“Jesus wept.” Arguably, two of the most impactful words in the Bible carry a deeper meaning than can be seen just from the surface. Jesus was perfect. He healed the sick, raised the deceased to life, and lived without sin. Jesus also felt emotions. When the news of Lazarus’ passing spread to Jesus, it drove Him to return to the land of a people that wanted to stone Him. The Bible says Jesus loved Lazarus, but also loved his sisters, Martha and Mary. When He arrived at Lazarus’ grave, Jesus saw Mary weeping, along with others from her community sharing in her grief. Sometimes, a friend in need is waiting for help and a solution is what’s needed. Other times, a friend just wants to be heard. A friend simply wants others to share in their loss, shoulder their burden, and process their pain alongside them; that is exactly what Jesus chose to do. Jesus wept. (John 11:35)
Recently, a Rohingya woman that has been involved in the GoTEN community for several years tragically lost a baby at birth. A parent losing a child is a type of pain that is unimaginable to a person that has not experienced it, but it’s safe to assume that the pain is better processed with support. In the days following the tragedy, two GoTEN team members spent time in the grieving mother’s home. When she needed someone to weep with, they wept. When she needed someone to talk to, they listened. Just as Jesus felt for his friends, made time for them, and shared in their loss, our staff stepped up to do the same for their friend.
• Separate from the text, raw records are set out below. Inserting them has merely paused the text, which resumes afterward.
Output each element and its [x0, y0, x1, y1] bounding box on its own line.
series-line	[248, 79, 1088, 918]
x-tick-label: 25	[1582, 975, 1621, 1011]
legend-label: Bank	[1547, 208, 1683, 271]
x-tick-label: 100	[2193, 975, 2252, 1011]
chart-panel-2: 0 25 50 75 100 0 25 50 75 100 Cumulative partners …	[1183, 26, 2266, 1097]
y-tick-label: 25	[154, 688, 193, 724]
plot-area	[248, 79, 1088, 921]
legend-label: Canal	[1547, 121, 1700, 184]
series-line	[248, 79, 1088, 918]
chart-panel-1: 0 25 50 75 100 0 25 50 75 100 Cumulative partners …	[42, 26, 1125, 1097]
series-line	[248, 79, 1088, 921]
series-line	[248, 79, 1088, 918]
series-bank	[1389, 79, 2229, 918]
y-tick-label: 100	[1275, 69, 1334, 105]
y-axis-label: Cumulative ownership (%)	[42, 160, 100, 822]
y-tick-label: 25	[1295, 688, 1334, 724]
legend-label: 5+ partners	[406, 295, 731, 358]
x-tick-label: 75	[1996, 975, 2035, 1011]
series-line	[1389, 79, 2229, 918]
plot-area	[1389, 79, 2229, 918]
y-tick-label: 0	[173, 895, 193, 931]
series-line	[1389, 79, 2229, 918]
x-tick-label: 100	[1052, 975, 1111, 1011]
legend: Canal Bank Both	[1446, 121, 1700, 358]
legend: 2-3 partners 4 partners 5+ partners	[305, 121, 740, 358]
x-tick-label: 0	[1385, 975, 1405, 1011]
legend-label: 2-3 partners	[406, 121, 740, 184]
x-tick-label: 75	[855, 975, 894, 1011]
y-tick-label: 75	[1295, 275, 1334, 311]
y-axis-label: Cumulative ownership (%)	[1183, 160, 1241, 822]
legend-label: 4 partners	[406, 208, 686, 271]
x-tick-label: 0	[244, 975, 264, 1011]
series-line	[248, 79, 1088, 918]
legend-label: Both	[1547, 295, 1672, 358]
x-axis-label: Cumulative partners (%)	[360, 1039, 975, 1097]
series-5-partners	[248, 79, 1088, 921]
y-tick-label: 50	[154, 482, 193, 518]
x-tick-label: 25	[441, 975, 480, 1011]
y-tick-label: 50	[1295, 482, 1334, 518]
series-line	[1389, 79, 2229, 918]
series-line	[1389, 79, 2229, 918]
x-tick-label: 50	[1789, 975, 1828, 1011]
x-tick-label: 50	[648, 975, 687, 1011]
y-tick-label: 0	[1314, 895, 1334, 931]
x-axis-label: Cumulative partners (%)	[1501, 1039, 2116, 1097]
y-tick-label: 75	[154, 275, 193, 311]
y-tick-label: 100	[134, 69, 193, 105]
Ultimately, Jesus brought Lazarus back to life. Before he did so, he perfectly modeled what it looks like to be there for someone. He showed the world in many ways, including this one, how to love selflessly. The Rohingya people, and refugees as a whole, regularly experience grief. When presented the opportunity, it is our calling, command in fact, to do as Jesus did and stand with our friends.